The hip replacement patients had a 4.4-fold increased risk of hemorrhagic stroke (bleeding in the brain) in the two weeks after surgery, compared to people in the overall population. They also had a nearly 4.7-fold increased risk of ischemic stroke (from blocked blood flow to the brain) during that time, the study authors found.


The chance of ischemic stroke persisted higher for six weeks after the operation while in the case of hemorrhagic stroke it will dwell for 12 weeks, as stated by the journal Stroke on November 6, 2012.


After that time, the feasibility for stroke to happen will decline and resumed to normal after one year, as reported by Frank de Vries, an assistant professor of pharmacoepidemiology at Utrecht University in the Netherlands.


The researchers also learned that aspirin lessened hip replacement patients’ probability of getting a stroke at 70 percent.Other drugs are ineffective.

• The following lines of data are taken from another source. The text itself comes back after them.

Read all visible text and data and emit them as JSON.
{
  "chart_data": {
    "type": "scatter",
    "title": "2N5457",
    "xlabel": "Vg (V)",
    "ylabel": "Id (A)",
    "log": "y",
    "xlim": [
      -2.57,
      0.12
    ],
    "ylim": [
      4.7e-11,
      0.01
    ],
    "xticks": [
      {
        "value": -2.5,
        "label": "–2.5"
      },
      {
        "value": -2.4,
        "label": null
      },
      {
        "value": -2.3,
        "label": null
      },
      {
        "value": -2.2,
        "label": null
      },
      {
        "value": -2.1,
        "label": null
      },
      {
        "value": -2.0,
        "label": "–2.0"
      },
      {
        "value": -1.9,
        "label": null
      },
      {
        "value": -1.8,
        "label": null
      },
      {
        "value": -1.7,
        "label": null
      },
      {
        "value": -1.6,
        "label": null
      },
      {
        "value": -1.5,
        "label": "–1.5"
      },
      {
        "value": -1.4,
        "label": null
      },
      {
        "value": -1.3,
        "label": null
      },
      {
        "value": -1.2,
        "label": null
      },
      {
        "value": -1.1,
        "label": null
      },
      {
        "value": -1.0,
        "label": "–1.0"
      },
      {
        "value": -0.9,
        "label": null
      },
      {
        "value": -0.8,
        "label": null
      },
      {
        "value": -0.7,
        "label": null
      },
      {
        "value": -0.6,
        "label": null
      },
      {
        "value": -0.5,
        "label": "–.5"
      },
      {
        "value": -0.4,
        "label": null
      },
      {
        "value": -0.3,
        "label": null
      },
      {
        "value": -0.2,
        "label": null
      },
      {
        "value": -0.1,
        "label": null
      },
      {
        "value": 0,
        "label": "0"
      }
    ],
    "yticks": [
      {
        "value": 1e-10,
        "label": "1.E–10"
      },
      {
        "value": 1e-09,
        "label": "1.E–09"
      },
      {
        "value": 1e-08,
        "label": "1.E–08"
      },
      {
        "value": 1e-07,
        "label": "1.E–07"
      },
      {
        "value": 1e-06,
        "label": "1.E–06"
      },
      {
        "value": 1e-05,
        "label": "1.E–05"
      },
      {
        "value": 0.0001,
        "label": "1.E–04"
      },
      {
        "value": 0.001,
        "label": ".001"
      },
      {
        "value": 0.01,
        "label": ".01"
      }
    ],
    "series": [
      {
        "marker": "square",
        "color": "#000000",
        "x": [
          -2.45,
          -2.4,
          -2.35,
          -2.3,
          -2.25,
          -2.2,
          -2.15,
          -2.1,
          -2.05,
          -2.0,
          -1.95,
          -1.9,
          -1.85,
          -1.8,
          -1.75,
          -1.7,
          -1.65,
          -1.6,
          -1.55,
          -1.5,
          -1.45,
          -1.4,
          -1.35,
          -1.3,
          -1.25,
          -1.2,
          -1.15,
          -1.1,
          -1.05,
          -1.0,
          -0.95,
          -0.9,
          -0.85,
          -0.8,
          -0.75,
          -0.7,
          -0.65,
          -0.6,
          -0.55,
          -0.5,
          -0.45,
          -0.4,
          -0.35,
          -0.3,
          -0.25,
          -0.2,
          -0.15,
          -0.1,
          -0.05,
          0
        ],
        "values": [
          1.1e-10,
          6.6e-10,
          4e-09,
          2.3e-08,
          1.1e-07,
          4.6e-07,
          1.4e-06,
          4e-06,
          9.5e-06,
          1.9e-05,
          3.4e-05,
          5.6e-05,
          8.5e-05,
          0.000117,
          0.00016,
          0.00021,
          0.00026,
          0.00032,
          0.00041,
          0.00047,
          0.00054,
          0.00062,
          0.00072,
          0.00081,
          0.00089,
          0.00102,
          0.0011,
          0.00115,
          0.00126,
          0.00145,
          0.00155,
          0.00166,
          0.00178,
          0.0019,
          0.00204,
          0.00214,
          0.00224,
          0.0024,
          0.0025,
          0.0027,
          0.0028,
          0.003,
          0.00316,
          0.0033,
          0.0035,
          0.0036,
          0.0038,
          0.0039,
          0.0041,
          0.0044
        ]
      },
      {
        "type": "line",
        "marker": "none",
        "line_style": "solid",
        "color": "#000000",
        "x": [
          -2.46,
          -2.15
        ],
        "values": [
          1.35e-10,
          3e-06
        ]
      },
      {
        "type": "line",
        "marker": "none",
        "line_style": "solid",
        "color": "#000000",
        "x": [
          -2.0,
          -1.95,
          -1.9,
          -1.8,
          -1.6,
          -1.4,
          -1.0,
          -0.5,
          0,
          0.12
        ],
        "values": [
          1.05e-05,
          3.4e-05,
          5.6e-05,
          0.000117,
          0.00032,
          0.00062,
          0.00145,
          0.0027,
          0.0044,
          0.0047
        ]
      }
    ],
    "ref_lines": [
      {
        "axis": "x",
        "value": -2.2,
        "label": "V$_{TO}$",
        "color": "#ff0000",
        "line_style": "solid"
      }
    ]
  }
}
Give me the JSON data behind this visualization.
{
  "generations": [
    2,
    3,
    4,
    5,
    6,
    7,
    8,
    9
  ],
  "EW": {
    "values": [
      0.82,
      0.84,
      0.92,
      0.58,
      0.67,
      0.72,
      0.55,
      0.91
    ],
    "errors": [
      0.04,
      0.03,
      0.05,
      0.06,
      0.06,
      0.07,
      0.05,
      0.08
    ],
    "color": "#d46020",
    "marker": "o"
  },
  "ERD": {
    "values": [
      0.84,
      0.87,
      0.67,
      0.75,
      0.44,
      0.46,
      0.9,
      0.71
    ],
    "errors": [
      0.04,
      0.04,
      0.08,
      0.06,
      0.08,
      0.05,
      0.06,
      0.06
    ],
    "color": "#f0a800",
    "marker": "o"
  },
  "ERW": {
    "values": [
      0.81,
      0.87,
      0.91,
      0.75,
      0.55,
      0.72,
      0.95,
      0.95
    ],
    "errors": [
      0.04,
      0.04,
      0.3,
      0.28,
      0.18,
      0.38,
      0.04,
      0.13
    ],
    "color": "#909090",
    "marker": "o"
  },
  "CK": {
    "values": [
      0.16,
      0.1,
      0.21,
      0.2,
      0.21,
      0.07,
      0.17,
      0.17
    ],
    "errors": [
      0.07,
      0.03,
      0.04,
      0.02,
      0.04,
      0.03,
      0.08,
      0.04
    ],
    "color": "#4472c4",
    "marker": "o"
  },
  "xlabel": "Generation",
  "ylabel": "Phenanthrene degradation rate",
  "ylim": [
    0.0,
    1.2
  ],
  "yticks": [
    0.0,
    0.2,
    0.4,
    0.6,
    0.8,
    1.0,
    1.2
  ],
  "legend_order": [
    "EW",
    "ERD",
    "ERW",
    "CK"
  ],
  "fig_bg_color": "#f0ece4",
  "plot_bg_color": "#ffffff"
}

Annually, there are about one million hip replacements performed globally, 300,000 of it are done in the United States. The researchers said it was essential to measure the risk of stroke in the weeks after hip replacement surgery.


“There is an increasing tendency to decrease the length of hospital stay because of improved therapy and because of strategies to reduce costs and mobilize patients as soon as possible,” as expressed by de Vries in a news release.”It makes sense to evaluate the risk of stroke two weeks after surgery,” he concluded.